Methodological training „Introduction to Machine Learning for the Social Sciences“
Training will be delivered by dr. Bruno Castanho Silva (University of Cologne, Germany)
The training is conducted under the project “Disparities in school achievement from a person and variable-oriented perspective: A prototype of a learning analytics tool NO-GAP” (Head of the project – dr. Rasa Erentaitė).
This project has received funding from European Regional Development Fund (project No 01.2.2-LMT-K-718-03-0059) under grant agreement with the Research Council of Lithuania (LMTLT).

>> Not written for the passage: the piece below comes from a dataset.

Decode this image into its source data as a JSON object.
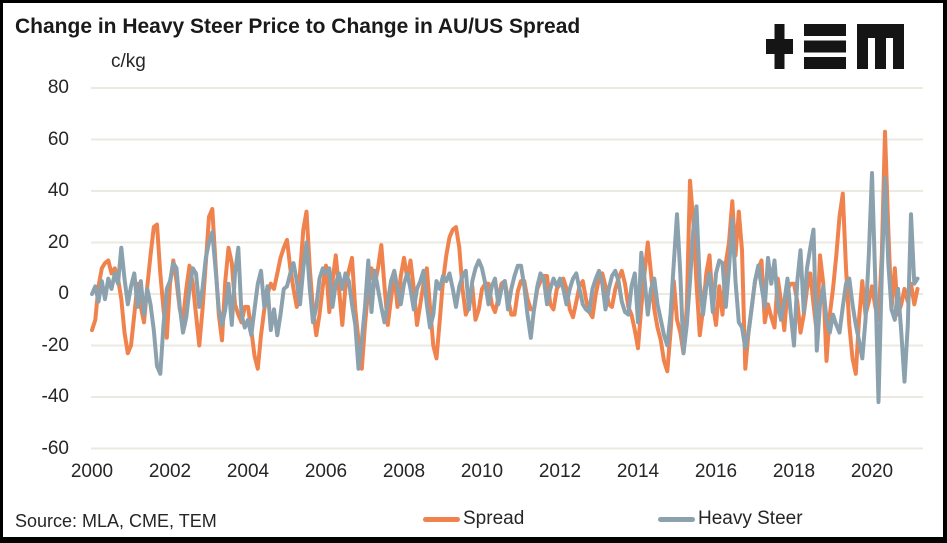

Machine Learning is an analytical approach in which users can build statistical models that “learn” from data to make accurate predictions and decisions. From customer-recommendation systems to policy design and implementation, machine learning algorithms are becoming ubiquitous in a big data world. Their potential is now being explored in the social sciences. In this course participants will learn the fundamentals of machine learning as a data analysis approach, and will have an overview of the most common and versatile classes of ML techniques in use today. The goal is that at the end participants will be able to identify what kind of technique is more suitable for their question and data, and how to design, test and interpret their models. They will also be equipped with sufficient basic knowledge to proceed independently for more advanced algorithms and problems. This is an introductory course, so that math and programming technicalities will be kept to a minimum.
Day One
Date: September 22nd
General Introduction to Machine Learning and Classification Problems
The first day will be a general introduction to the logic of machine learning, and how ML is related to more familiar statistical methods. We will discuss the ML emphasis on prediction (and how this is only another side of the explanation coin) and substantive effect over statistically significant ones; the problems and potential solutions to overfitting, and the bias/variance trade-off. We will also talk about the building blocks of machine learning models and algorithms: the role of hyperparameters, tuning, cross-validation, and supervised vs. unsupervised learning. In our first discussions we will refer to (and apply in R) the K-nearest-neighbor classifier and logistic regression to illustrate those conceptual points. The last part of the class will introduce one of the most common ML techniques for supervised problems: support vector machines (SVM’s).
Day Two
Classification Problems with Tree-based Methods
Day 2 will discuss classification problems, some of the most common problems for which ML can be applied in social sciences. It is especially useful, for example, as substitute to human coding when there is some raw data available – think of classifying political parties as left or right, or countries as democratic or not. We will cover decision trees and its extensions, such as random forests and boosting, which are some of the most powerful methods in machine learning today. All these methods can also be used for regression problems, which we focus on day 3.
Day Three
Date: September 24th
Regression problems and Wrap-up
In day 3 we move to regression problems – i.e., continuous outcomes. We look again at decision trees and tree-based models. These methods tend to have excellent predictive performance, and are also able to generate interpretable models. They allow users to identify what are the most important variables for predicting the outcome (substantive importance, not statistical significance), what means they can be applied to any problem in which linear regression could be used. We then cover regularized regression through variable selection models, which are especially useful for cases of many more variables than observations (p > N), common in text analysis. The day ends with a some tips on workflow and how to report your results in academic publications.